Si Miskin dalam kutipan hikayat di atas merupakan contoh majas antonomasia.

2.      Majas simile

Majas simile adalah majas yang membandingkan suatu hal dengan hal lainnya menggunakan kata penghubung atau kata pembanding. Kata penghubung atau kata pembanding yang biasa digunakan antara lain:

seperti, laksana, bak, dan bagaikan.

Contoh

Kutipan majas simile pada hikayat bayan budiman:

Adapun akan hamba, tuan ini adalah seperti hikayat seekor unggas bayan yang dicabut bulunya oleh tuannya seorang istri saudagar.

Kutipan majas simile pada cerpen tukang pijat keliling:

Ketepatannya membaca nasib seperti seorang petani memahami gerak musim-musim.


-baik pada hikayat bayan budiman maupun cerpen tukang pijat keliling, menuliskan majas simile dengan kata seperti.-


D.    Persamaan dan perbedaan hikayat dan cerita rakyat

Persamaan hikayat dan cerita rakyat adalah antara lain: Sama-sama teks narasi fiksi.
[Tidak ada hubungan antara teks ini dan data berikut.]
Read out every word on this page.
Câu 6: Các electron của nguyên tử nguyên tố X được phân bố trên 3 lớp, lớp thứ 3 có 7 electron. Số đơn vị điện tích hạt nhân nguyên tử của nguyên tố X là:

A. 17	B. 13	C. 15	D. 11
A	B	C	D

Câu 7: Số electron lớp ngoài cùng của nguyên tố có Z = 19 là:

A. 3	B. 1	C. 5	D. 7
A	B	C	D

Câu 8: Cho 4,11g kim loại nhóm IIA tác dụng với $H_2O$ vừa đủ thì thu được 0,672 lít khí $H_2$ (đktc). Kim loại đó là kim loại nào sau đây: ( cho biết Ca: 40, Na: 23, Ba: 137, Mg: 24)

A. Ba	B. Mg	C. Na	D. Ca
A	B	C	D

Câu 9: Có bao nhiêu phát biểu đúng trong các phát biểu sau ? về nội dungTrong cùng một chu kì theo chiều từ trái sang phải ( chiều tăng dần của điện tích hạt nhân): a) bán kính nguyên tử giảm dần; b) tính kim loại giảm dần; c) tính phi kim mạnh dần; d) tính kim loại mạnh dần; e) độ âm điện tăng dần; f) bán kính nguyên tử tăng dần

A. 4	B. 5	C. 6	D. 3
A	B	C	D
Mempunyai unsur intrinsik yang sama, yaitu tema, tokoh dan penokohan, sudut pandang, latar, gaya bahasa, dan alur. Penggunaan gaya bahasa (majas) dan konjungsi yang menyatakan urutan waktu dan urutan kejadian.

No

Persamaan hikayat dan cerita rakyat

Perbedaan hikayat dan cerita rakyat

1

Fungsi dan tujuan umumnya sama, yaitu sebagai pelipur lara hati si pembaca

 

Hikayat cenderung terikat oleh bahasa melayu, sedangkan cerita rakyat lebih luwes.

 

2

Keduanya merupakan salah satu karya sastra

 

Isi hikayat biasanya bercerita tentang kehebatan dan kesaktian para raja, pangeran dll, sedangkan cerita rakyat umunya memiliki cerita tentang kehidupan masyarakat setempat.

3

Sama-sama menceritakan tentang kejadian masa lalu/lampau

 

Hikyat umumnya menggunakan kata pembuka “ Alkisah “ , sedangkan cerita rakyat menggunkan kata pembuka “ Pada Zaman Dahulu Kala “.

 

4

Bertujuan untuk menyampaikan hal-hal yang baik atau berupa ajaran-ajaran bagi si pembaca.

 

Hikayat biasanya menggunakan kata penghubung maka, syahibul hikayat, shahdan, pada itu dll, sedangkan cerita rakyat menggunakan kata penghubung kemudian, selanjutnya, begitupula dll.